By using system views, you can reduce the complexity of the SQL that you need to write. The previous query would need the following code if you weren’t using the pg_stats view, so let’s run the following code to see how it works. Copy, highlight, and execute the following SQL statement in the New Query window:

 SELECT n.nspname AS schemaname,
 c.relname AS tablename,
 a.attname,
 s.stainherit AS inherited,
 s.stanullfrac AS null_frac,
 s.stawidth AS avg_width,
 s.stadistinct AS n_distinct,
     CASE
         WHEN s.stakind1 = 1 THEN s.stavalues1
         WHEN s.stakind2 = 1 THEN s.stavalues2
         WHEN s.stakind3 = 1 THEN s.stavalues3
         WHEN s.stakind4 = 1 THEN s.stavalues4
         WHEN s.stakind5 = 1 THEN s.stavalues5
         ELSE NULL::anyarray
     END AS most_common_vals,
     CASE
         WHEN s.stakind1 = 1 THEN s.stanumbers1
         WHEN s.stakind2 = 1 THEN s.stanumbers2
         WHEN s.stakind3 = 1 THEN s.stanumbers3
         WHEN s.stakind4 = 1 THEN s.stanumbers4
         WHEN s.stakind5 = 1 THEN s.stanumbers5
         ELSE NULL::real[]
     END AS most_common_freqs,
     CASE
         WHEN s.stakind1 = 2 THEN s.stavalues1
         WHEN s.stakind2 = 2 THEN s.stavalues2
         WHEN s.stakind3 = 2 THEN s.stavalues3
         WHEN s.stakind4 = 2 THEN s.stavalues4
         WHEN s.stakind5 = 2 THEN s.stavalues5
         ELSE NULL::anyarray
     END AS histogram_bounds,
     CASE
         WHEN s.stakind1 = 3 THEN s.stanumbers1[1]
         WHEN s.stakind2 = 3 THEN s.stanumbers2[1]
         WHEN s.stakind3 = 3 THEN s.stanumbers3[1]
         WHEN s.stakind4 = 3 THEN s.stanumbers4[1]
         WHEN s.stakind5 = 3 THEN s.stanumbers5[1]
         ELSE NULL::real
     END AS correlation,
     CASE
         WHEN s.stakind1 = 4 THEN s.stavalues1
         WHEN s.stakind2 = 4 THEN s.stavalues2
         WHEN s.stakind3 = 4 THEN s.stavalues3
         WHEN s.stakind4 = 4 THEN s.stavalues4
         WHEN s.stakind5 = 4 THEN s.stavalues5
         ELSE NULL::anyarray
     END AS most_common_elems,
     CASE
         WHEN s.stakind1 = 4 THEN s.stanumbers1
         WHEN s.stakind2 = 4 THEN s.stanumbers2
         WHEN s.stakind3 = 4 THEN s.stanumbers3
         WHEN s.stakind4 = 4 THEN s.stanumbers4
         WHEN s.stakind5 = 4 THEN s.stanumbers5
         ELSE NULL::real[]
     END AS most_common_elem_freqs,
     CASE
         WHEN s.stakind1 = 5 THEN s.stanumbers1
         WHEN s.stakind2 = 5 THEN s.stanumbers2
         WHEN s.stakind3 = 5 THEN s.stanumbers3
         WHEN s.stakind4 = 5 THEN s.stanumbers4
         WHEN s.stakind5 = 5 THEN s.stanumbers5
         ELSE NULL::real[]
     END AS elem_count_histogram
 FROM pg_statistic s
  JOIN pg_class c ON c.oid = s.starelid
  JOIN pg_attribute a ON c.oid = a.attrelid AND a.attnum = s.staattnum
  LEFT JOIN pg_namespace n ON n.oid = c.relnamespace
 WHERE NOT a.attisdropped AND has_column_privilege(c.oid, a.attnum, 'select'::text) AND (c.relrowsecurity = false OR NOT row_security_active(c.oid));

Clean-Up

If you don’t need this PostgreSQL server anymore for other exercises, to avoid incurring unnecessary Azure costs, delete the resource group created in this exercise.
If you want to keep the PostgreSQL server running, you can leave it running. If you don’t want to leave it running, you can stop the server to avoid incurring unnecessary costs in the bash terminal. To stop the server, run the following command:
```
 az postgres flexible-server stop --name <your-server-name> --resource-group $RG_NAME
```
Replace <your-server-name> with the name of your PostgreSQL server.

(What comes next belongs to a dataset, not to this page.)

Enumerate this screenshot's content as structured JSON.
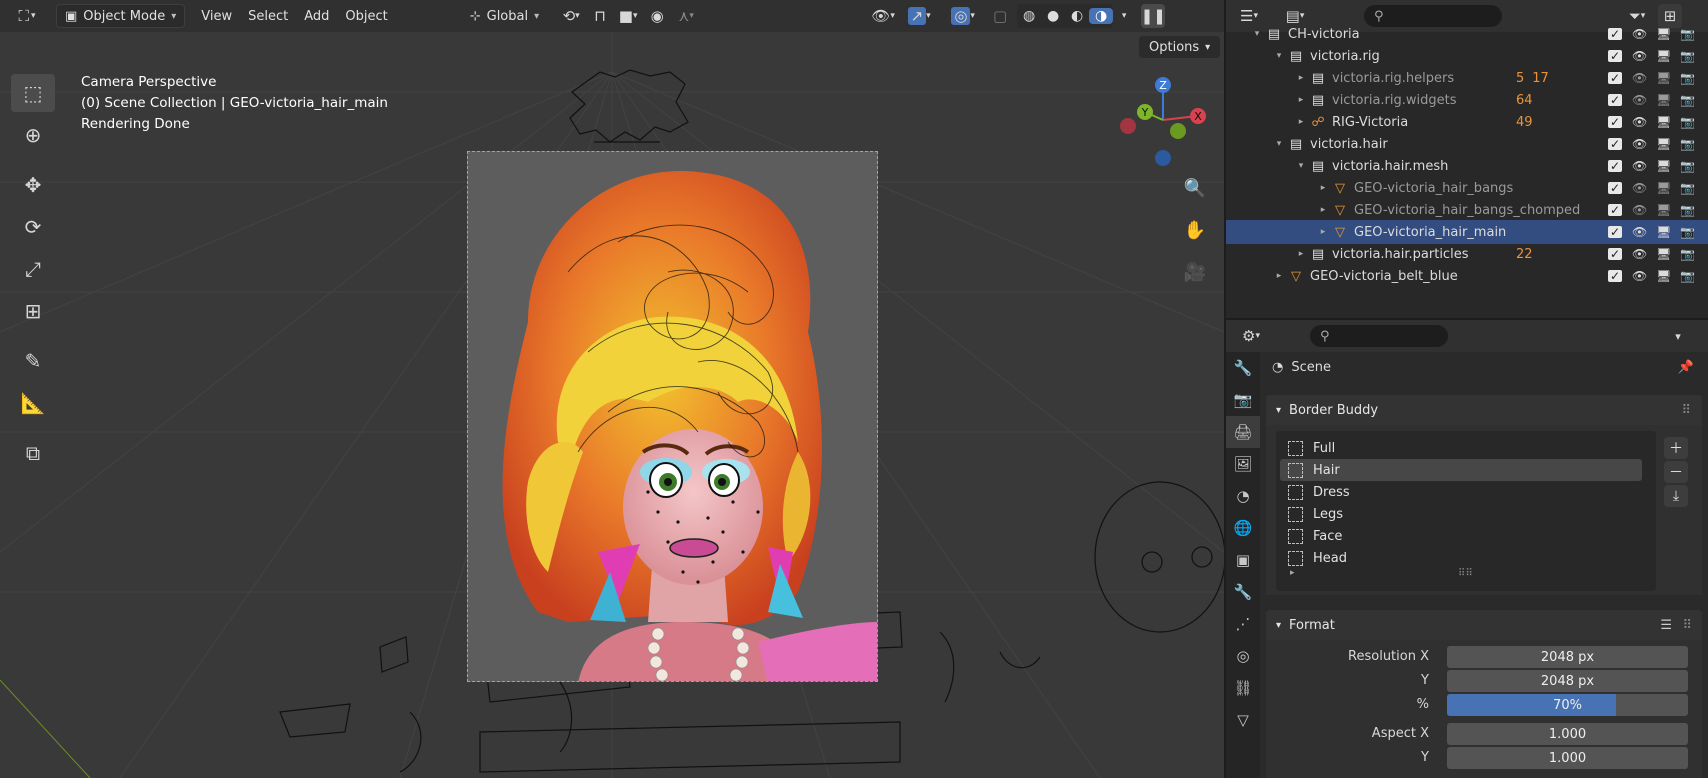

📝 You can also stop the server from the Azure portal. In the Azure portal, navigate to Resource groups and select the resource group you previously created. Select the PostgreSQL server and then select Stop from the menu.
If needed, delete the git repository you cloned earlier.

In this exercise, you learned how to configure system parameters and explore metadata in PostgreSQL. You also learned how to view PostgreSQL metadata in the Azure portal and view data in system catalog tables. Additionally, you learned how to view a complex metadata query using a system view.